Vectorizer and optimization
Vectorizer
class Vectorizer(conf=None, featurizer=None, normalizers=None, decomposers=None)
Small text mining vectorizer.
The purpose of this class is to provide a small set of methods that can operate on the data provided in the Experiment class. It can load data from an iterator or .csv, and guides that data along a set of modules such as the feature extraction, tf*idf function, SVD, etc.
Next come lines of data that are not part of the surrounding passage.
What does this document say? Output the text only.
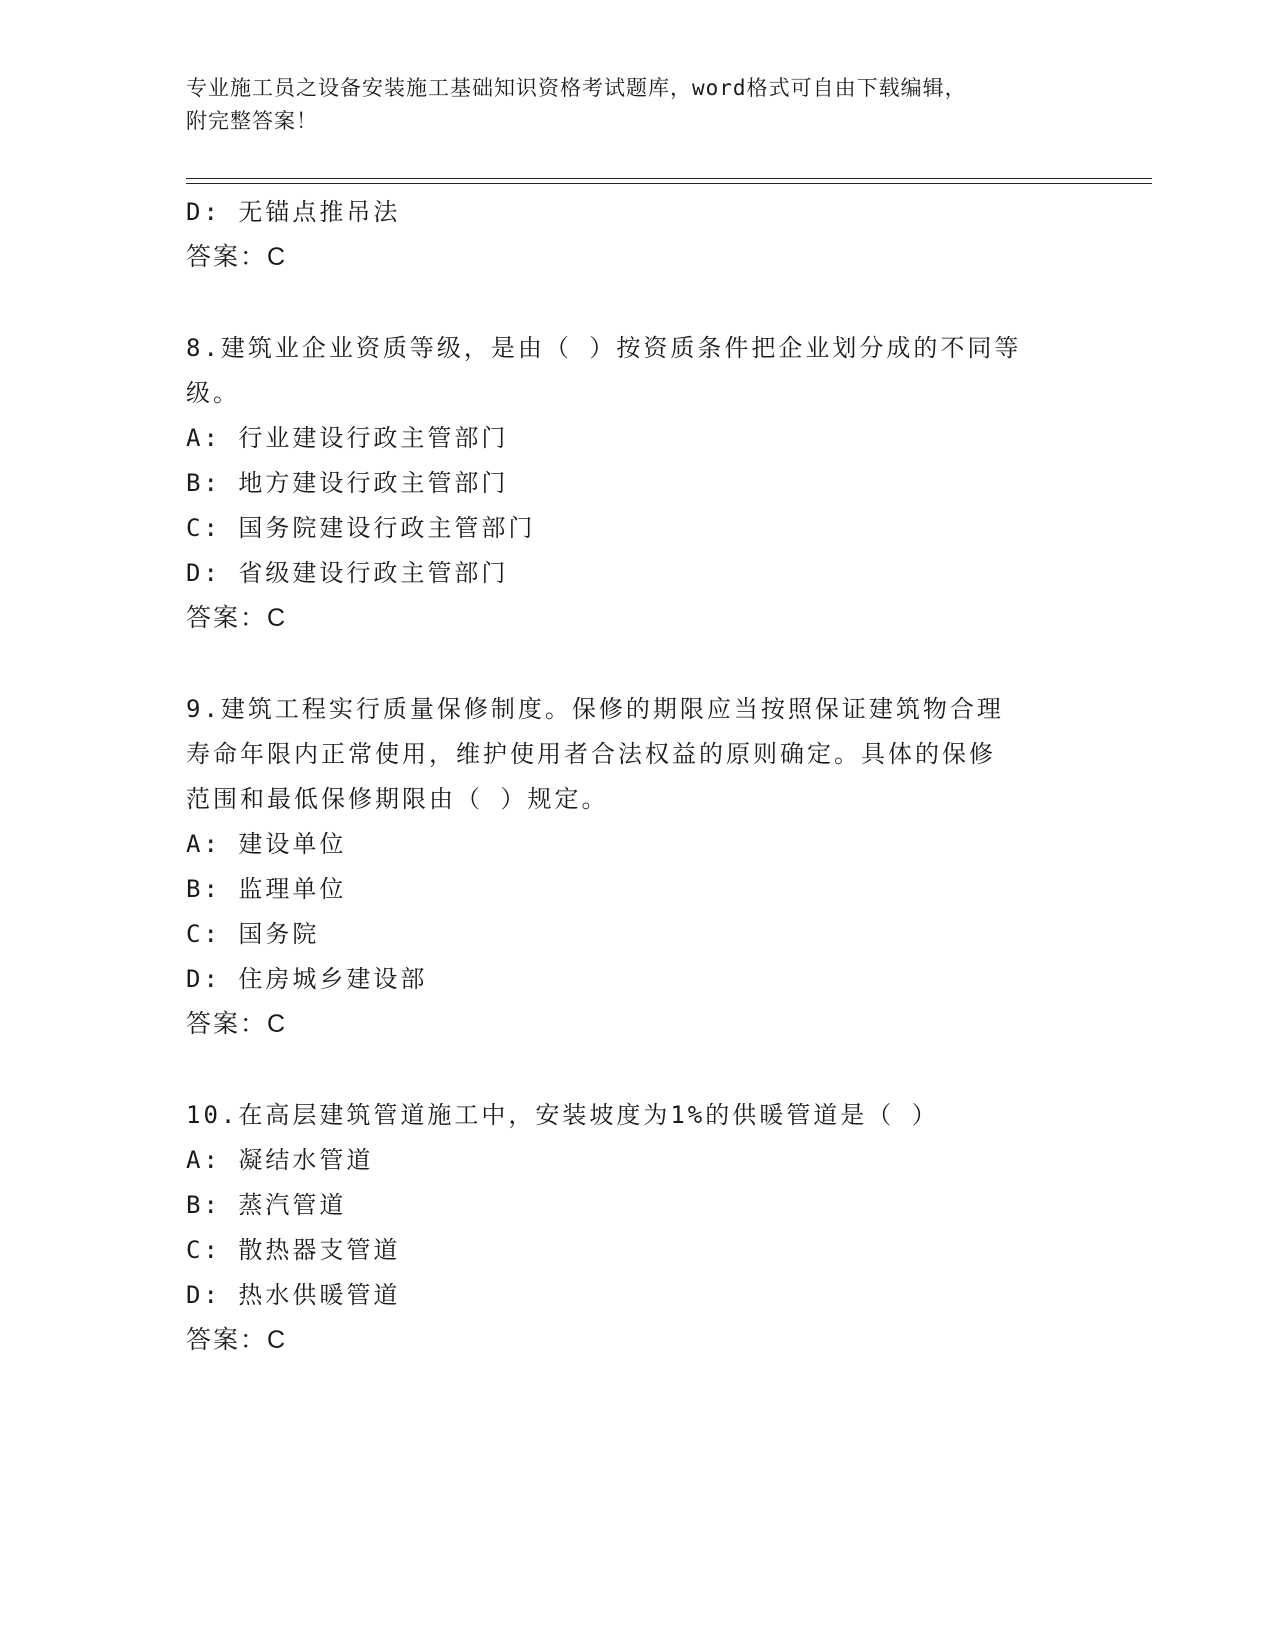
专业施工员之设备安装施工基础知识资格考试题库，word格式可自由下载编辑，
附完整答案！
D: 无锚点推吊法
答案：C
8.建筑业企业资质等级，是由（ ）按资质条件把企业划分成的不同等
级。
A: 行业建设行政主管部门
B: 地方建设行政主管部门
C: 国务院建设行政主管部门
D: 省级建设行政主管部门
答案：C
9.建筑工程实行质量保修制度。保修的期限应当按照保证建筑物合理
寿命年限内正常使用，维护使用者合法权益的原则确定。具体的保修
范围和最低保修期限由（ ）规定。
A: 建设单位
B: 监理单位
C: 国务院
D: 住房城乡建设部
答案：C
10.在高层建筑管道施工中，安装坡度为1%的供暖管道是（ ）
A: 凝结水管道
B: 蒸汽管道
C: 散热器支管道
D: 热水供暖管道
答案：C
It can be controlled through a settings dict that is provided in conf.
Parameters | Type | Doc |
---|---|---|
conf | dict | Configuration dictionary passed to the experiment class. |
Attributes | Type | Doc |
---|---|---|
conf | dict | Configuration dictionary passed to the experiment class. |
hasher | class | DictVectorizer class from sklearn. |
decomposers | class | TruncatedSVD class from sklearn. |
Methods
Function | Doc |
---|---|
transform | Send the data through all applicable steps to vectorize. |
transform
transform(data, fit=False)
Send the data through all applicable steps to vectorize.
Optimizer
class Optimizer(object)
Current placeholder for grid methods. Should be fleshed out.
Parameters | Type | Doc |
---|---|---|
classifiers | dict, optional, default None | Dictionary where the key is a initiated model class, and the values are a dictionary with parameter settings in a (string-array) format, same as used in the scikit-learn pipeline. So for example, we provide: {LinearSVC(class_weight='balanced'): {'C': np.logspace(-3, 2, 6)}}. Note that pipeline requires some namespace (like clf__C), but the class handles that already. |
Methods
Function | Doc |
---|---|
best_model | Choose best parameters of trained classifiers. |
choose_classifier | Choose a classifier based on settings. |
best_model
best_model()
Choose best parameters of trained classifiers.
choose_classifier
choose_classifier(X, y, seed)
Choose a classifier based on settings.